Screen Shot 2015-03-01 at 10.42.39 pm

The Coaching Element

All these sensor-laden balls and their accompanying apps with smart algorithms aims to help users become better players – whether it is improved technique in kicking or shooting or training of muscle memory to perform proper mechanics over and over.

The 94Fifty app provides real-time audio feedback for each shot that a user makes, whether the focus is on shot arc angle or shot speed or shot backspin. Based on ideal stats (e.g. arc angle of 52 deg and backspin of 180rpm), the user can fine-tune his/her technique to achieve the right angle/speed/backspin. This user shows how by utilising the app’s feedback and capturing his practice on video at the same time, he could analyse his shot mechanics and identify how he could correct his shooting technique.

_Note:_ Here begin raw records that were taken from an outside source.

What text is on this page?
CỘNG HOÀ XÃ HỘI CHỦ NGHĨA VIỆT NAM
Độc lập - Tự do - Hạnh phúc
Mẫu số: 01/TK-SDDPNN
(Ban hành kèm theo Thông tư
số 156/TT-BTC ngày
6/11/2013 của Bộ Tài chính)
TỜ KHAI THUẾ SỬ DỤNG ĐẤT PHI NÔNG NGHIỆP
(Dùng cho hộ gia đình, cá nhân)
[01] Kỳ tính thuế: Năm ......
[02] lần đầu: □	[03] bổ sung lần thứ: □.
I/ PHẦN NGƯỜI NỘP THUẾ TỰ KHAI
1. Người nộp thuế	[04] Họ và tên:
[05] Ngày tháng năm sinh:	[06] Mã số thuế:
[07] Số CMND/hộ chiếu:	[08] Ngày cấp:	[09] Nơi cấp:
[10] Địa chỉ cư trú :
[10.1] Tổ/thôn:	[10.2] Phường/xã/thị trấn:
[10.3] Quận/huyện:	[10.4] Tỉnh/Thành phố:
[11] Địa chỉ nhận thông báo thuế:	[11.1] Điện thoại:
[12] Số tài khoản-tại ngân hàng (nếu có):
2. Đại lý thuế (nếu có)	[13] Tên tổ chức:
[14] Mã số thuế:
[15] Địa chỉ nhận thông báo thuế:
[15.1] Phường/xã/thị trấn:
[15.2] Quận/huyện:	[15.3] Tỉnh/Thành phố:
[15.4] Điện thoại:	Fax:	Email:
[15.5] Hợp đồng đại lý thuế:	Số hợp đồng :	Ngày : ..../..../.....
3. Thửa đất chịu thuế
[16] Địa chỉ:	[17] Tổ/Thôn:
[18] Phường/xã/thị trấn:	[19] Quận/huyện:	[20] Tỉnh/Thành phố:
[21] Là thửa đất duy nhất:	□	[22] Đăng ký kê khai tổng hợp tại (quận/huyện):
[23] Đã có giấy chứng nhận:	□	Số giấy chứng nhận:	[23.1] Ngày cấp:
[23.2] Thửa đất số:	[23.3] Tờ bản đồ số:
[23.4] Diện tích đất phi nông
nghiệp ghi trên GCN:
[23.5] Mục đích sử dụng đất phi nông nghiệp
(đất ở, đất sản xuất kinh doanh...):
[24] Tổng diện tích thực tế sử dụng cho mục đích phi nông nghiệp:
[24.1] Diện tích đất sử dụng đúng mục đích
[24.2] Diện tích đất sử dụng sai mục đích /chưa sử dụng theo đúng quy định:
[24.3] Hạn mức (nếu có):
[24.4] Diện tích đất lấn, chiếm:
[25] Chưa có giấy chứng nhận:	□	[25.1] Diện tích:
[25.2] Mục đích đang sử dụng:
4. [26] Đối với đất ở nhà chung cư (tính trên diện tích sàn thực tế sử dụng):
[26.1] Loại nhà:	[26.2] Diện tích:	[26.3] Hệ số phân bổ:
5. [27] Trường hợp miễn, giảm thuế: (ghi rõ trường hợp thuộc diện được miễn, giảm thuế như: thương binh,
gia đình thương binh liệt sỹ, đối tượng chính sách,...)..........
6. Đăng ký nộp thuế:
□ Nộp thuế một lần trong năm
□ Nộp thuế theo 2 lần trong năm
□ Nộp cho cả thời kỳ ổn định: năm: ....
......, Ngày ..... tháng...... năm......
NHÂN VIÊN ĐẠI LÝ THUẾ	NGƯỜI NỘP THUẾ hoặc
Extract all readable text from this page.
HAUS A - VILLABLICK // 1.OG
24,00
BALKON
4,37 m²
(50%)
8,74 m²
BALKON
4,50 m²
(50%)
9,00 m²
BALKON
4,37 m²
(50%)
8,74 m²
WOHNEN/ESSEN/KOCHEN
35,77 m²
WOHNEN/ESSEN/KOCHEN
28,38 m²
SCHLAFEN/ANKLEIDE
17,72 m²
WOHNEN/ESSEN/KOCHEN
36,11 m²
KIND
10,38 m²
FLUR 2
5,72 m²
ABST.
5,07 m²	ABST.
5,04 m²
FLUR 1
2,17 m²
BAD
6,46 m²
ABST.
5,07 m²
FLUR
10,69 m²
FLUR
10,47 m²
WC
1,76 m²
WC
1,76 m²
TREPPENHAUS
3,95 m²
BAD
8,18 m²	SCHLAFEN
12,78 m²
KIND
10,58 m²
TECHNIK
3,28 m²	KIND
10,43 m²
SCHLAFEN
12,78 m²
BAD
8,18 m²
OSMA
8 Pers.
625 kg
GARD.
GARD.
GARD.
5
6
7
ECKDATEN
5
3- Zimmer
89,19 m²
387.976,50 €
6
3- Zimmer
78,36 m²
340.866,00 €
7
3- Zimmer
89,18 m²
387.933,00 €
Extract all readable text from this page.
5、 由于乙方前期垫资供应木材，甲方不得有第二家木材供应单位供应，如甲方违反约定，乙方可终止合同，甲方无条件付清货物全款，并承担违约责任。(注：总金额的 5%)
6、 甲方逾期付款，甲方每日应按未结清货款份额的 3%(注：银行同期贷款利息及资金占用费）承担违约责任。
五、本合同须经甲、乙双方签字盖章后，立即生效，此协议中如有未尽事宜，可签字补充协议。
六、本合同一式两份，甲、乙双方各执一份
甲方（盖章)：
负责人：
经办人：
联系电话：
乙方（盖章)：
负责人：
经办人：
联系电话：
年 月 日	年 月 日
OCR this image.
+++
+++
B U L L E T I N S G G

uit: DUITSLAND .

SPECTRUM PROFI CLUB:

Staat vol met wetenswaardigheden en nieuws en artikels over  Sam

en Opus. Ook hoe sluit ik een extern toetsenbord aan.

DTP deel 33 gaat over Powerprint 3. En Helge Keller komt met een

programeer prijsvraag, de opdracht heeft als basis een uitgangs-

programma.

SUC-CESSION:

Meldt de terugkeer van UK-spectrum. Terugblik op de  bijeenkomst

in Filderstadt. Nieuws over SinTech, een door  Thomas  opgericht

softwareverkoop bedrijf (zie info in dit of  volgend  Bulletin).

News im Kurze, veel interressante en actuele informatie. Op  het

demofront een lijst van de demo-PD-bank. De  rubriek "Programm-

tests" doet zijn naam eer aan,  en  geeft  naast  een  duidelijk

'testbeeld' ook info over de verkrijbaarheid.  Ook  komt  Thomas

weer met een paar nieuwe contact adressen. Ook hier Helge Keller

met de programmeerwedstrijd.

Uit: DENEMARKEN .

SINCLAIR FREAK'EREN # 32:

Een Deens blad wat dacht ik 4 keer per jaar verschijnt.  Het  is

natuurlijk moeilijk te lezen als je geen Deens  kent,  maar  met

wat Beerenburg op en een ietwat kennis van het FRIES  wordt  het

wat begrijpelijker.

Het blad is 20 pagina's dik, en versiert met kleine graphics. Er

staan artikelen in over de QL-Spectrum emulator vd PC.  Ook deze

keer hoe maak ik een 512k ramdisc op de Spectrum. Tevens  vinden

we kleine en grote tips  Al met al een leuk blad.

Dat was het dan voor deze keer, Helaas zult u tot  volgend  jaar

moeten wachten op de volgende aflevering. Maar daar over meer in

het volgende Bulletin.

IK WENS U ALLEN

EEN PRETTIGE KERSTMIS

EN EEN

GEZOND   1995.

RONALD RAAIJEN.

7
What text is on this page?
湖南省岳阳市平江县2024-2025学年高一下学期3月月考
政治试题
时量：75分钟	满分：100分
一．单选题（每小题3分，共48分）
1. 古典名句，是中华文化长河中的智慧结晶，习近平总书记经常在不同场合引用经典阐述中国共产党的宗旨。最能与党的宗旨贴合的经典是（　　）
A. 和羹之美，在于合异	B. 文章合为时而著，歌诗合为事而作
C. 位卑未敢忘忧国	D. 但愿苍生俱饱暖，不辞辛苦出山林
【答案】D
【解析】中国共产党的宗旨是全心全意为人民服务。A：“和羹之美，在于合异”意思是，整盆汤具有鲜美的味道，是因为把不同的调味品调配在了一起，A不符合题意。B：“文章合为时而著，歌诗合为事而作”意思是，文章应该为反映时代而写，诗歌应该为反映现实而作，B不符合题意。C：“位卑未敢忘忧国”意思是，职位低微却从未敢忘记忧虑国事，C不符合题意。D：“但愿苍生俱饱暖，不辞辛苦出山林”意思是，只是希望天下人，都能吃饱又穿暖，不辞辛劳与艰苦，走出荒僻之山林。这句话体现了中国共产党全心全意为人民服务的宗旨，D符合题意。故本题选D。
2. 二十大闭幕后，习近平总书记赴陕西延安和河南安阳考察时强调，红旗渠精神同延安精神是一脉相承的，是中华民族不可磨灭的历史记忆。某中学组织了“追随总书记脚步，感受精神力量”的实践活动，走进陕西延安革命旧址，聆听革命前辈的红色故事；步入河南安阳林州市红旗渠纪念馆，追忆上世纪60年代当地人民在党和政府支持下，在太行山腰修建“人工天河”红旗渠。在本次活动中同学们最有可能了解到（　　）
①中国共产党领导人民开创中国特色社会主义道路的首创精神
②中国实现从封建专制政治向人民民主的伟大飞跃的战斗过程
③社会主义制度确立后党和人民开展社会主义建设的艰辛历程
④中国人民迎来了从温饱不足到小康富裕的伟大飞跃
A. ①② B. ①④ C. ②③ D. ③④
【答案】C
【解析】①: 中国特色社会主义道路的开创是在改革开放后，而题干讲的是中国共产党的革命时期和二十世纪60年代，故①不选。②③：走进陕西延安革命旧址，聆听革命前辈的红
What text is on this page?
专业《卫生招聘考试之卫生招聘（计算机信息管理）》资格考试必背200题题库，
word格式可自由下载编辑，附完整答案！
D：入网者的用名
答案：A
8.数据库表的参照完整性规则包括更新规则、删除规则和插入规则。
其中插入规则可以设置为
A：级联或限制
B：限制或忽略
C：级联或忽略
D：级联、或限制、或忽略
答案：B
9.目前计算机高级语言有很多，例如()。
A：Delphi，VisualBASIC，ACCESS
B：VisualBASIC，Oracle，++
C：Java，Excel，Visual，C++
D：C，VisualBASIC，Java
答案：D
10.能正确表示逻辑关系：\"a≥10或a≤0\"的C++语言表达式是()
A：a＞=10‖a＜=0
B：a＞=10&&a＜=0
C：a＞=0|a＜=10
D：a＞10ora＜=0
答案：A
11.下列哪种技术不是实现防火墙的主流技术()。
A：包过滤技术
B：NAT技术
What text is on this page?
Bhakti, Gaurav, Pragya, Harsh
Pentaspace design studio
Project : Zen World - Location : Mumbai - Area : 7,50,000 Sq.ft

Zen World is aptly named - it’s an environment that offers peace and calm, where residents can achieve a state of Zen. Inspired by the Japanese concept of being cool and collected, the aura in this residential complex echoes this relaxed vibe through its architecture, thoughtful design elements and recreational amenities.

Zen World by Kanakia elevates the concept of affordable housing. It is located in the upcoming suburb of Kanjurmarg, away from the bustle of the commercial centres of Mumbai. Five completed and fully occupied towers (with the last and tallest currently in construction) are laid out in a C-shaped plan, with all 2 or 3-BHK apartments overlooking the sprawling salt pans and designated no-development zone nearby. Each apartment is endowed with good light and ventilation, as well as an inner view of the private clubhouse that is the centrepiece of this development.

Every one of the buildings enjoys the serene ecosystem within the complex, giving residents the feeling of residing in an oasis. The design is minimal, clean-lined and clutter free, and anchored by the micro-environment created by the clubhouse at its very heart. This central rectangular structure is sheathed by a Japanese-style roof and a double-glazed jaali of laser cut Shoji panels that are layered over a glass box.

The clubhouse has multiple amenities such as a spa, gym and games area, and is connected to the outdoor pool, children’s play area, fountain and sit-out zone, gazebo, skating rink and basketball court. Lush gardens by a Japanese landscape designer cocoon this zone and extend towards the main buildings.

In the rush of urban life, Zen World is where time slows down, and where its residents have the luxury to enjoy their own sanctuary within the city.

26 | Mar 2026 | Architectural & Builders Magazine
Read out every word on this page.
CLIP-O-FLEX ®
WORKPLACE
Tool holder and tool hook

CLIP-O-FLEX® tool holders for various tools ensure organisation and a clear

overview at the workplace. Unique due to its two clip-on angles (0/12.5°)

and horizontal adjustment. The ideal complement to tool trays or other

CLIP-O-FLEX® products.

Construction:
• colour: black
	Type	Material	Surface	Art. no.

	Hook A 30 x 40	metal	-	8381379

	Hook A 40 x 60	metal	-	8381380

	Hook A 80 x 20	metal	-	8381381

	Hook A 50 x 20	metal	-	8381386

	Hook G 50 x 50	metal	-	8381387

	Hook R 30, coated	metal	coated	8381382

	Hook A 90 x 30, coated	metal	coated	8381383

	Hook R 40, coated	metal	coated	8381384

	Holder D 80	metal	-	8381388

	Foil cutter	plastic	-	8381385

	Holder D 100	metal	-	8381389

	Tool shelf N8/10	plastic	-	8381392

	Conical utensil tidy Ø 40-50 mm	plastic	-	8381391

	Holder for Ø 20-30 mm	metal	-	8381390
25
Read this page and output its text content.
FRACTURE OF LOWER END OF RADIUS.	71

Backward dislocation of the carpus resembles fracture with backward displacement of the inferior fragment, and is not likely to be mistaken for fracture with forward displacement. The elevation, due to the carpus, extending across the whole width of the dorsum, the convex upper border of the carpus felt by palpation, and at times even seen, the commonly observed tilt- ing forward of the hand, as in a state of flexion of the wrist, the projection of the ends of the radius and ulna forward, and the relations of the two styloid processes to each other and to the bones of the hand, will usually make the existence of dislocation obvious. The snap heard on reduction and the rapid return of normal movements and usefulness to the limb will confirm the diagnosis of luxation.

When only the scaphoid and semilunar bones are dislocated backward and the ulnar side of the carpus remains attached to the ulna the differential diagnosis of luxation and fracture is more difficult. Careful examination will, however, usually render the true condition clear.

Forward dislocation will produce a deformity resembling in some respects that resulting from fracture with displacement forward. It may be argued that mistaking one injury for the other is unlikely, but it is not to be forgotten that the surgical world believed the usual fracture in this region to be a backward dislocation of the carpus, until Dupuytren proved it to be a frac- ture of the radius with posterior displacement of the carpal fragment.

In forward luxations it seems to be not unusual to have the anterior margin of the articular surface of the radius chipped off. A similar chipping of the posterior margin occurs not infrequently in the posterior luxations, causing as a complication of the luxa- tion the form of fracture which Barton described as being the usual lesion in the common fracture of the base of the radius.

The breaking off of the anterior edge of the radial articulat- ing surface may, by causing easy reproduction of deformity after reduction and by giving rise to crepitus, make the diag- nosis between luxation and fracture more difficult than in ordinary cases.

Likewise, the adidas micoach smart ball app not only measures each kick with ball speed, spin, spin angle, ball strike location & flight path, it also provides “Coach Notes” with recommendations on how the user can boost each specific parameter. A video option within the app allows a second person to capture the user’s kick using the iPhone/iPad’s camera so that the user not only gets the kick statistics but also visual playback of the kick.

Bottom Line

Designing a smart ball that analyses a player’s performance is definitely a complicated process. Not only must the instrumented ball behave like a normal standard ball with proper balance, but the electronics incorporated within the ball also have to be held robustly so that they don’t break under impact and the sensor data remains repeatable and reliable. Then there is the task of working out what parameters can be determined from the sensor data, if constraints/markers/references should be put in place to ensure accurate measurements, and how those parameters are helpful for improving an athlete’s skills and techniques.

Even with a properly designed ball that measures all the critical performance parameters accurately, it’s probably still not a complete coaching system. What the ball (and app) lacks is the ability to know (and break down) what exactly the athlete did in his kick or shot to achieve the numbers as calculated by the app. For example, in football, what affects a kick include foot speed, which part of the foot kicked the ball, and the amount of upper-body movement; and in basketball, a few things that influence a free throw include: the amount of trunk and knee flexion, shoulder flexion and elbow extension. These range of movements could be tracked with either video analysis (such as Kinovea which is markerless) or a 3D motion tracking system (such as Vicon which requires markers), or wearable sensors (such as SabelSenseXSens or this new sensor embedded compression suit).

In a nutshell, smart balls are definitely great coaching tools. But if combined with athlete movement tracking, it would give a lot more insight to improving the athlete’s shot performance.